На черном, алом, травяном бархате — изящество ковки и огранки, филигранные узоры, россыпи драгоценных камней самого разного оттенка и мельчайших капелек металла, уложенных в рисунок. И все это — в меру и в пору, без удручающей скудости и утомляющего глаз избытка.

— Спасибо, мастер. Но я не для себя… У вас есть что-нибудь такое же красивое, но с заговором на вдохновение?

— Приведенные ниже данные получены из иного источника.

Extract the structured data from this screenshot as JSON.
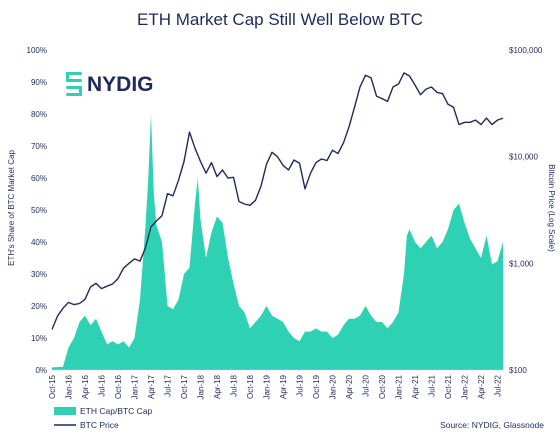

Ювелир улыбнулся — уже по-настоящему, неожиданно мягко и открыто.

— Такого заговора не бывает. Вдохновение или есть — или его нету. И если я верно понял — та, для кого вы хотите купить его, не нуждается в магической поддержке, как и вы сами. Впрочем, вот, взгляните…

Обтянутая зеленым бархатом коробочка, извлеченная из неприметного шкафа в углу. Внутри — двойной росчерк золота, то ли — крылья, то ли — сложенные ладони, меж которыми многоцветной искрой укрыт камешек.

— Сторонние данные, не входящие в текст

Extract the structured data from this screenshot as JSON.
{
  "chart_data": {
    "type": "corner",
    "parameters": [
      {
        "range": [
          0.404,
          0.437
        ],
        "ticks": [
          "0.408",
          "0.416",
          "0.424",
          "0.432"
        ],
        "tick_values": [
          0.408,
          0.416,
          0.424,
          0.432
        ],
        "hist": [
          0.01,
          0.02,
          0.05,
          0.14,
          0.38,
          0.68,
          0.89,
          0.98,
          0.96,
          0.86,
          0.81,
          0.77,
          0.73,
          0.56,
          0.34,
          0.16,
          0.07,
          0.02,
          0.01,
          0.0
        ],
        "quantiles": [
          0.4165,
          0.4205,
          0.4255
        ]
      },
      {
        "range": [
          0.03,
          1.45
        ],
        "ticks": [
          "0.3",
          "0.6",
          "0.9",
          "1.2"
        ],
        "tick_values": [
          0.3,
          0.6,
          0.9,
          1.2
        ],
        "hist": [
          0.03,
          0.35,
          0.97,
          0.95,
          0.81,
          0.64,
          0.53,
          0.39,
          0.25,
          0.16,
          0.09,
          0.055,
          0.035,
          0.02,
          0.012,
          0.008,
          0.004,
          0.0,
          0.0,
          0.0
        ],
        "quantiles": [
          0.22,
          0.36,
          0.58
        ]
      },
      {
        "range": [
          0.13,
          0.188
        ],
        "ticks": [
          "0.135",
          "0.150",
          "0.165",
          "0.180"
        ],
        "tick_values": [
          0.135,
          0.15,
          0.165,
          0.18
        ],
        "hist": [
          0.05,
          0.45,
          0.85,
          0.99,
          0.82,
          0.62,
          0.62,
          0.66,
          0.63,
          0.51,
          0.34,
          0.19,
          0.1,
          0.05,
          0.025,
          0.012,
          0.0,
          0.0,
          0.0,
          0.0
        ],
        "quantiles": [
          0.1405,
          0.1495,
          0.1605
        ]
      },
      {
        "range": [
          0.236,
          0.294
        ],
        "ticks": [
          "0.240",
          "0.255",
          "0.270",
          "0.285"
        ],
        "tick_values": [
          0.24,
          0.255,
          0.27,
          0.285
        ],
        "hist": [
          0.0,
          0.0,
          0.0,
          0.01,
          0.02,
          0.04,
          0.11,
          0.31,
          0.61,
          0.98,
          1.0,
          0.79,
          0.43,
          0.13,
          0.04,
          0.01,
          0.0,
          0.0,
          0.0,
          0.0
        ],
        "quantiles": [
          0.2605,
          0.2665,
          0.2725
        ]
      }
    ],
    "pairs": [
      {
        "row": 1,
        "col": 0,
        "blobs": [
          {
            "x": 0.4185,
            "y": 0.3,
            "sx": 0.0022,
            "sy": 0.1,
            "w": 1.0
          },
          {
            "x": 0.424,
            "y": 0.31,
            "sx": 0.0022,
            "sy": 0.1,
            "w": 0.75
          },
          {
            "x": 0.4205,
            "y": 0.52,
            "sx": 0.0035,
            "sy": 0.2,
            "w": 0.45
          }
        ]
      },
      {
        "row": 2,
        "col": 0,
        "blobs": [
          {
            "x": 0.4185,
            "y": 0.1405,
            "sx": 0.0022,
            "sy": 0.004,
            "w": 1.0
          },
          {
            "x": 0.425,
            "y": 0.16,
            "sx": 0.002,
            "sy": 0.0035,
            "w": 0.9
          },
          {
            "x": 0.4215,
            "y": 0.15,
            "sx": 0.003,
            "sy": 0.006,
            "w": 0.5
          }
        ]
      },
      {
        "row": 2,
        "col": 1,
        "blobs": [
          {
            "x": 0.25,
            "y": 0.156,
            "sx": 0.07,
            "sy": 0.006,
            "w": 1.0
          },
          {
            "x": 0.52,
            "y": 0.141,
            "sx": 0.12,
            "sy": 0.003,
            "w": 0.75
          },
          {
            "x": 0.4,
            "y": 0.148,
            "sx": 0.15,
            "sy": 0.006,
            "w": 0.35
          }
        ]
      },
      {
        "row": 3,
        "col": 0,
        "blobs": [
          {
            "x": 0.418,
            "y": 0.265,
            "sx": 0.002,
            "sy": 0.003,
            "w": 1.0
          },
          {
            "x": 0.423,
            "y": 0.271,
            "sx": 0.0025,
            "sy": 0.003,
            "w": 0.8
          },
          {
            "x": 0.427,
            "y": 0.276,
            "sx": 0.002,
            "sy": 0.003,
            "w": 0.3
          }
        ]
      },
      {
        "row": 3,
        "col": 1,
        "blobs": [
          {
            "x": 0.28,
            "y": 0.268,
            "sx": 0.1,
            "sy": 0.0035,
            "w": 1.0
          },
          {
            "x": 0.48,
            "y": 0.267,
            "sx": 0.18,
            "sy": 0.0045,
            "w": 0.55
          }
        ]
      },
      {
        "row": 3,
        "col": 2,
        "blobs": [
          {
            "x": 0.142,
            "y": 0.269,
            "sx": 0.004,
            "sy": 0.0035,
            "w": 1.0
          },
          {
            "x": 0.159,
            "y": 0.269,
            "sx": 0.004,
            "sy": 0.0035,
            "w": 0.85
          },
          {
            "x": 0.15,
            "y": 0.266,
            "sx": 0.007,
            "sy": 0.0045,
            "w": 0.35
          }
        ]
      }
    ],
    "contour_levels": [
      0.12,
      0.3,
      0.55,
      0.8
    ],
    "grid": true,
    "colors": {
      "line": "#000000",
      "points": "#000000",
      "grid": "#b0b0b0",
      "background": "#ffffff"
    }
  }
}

Мастер смотрел на него совсем иначе, чем на выставленное в витрине — заботливо, тепло, почти нежно.

— Это — «солнечный лед», лимма вирданари, единственное месторождение исчерпано полтора века тому. Такие камни — наперечет. Делал два года, и продавать не собирался… возьмите, возьмите в руки!

Женщина приняла украшение, казавшееся то тяжелым, то легким, в солнечных лучах оно заиграло радугой. И очень явственно представила неспешное течение равнинной реки, и тишину осеннего леса, и сладость ягодников в разгар лета…

— Где бы ни оказался человек, носящий этот кулон, он всегда сможет вспомнить о родных местах — и всегда будет чувствовать себя дома. Наговор составил и накладывал я сам, — задумчиво проговорил ювелир.

— Мне даже неудобно предлагать вам деньги за эту… вещь, — тихо произнесла лесовичка, выкладывая на стол кошель. — Это чудо, а чудо не купишь.

— Да что вы! — не пересчитывая, убрал деньги ювелир. — Для Лиэнн я отдал бы его и даром.

* * *

К вечеру все те же четверо вышли к трактиру, где поселилась певица. Им указали комнату наверху — небогатую, но светлую и чистую. Парни, помявшись, остались снаружи. Женщина сняла шапку, поправила косу, постучала.

— Госпожа, позволь занять немного твоего времени, — выросшая в Рэль-Итане лесовичка владела, когда нужно, и тонкостями столичного обхождения.

Лиэнн тряхнула копной волос — лаково-черных от природы. Окинула гостью быстрым, словно порыв ветра, взглядом — и улыбнулась.

— Разве есть господа и слуги среди вольного лесного народа? Садись, сестра, поговорим.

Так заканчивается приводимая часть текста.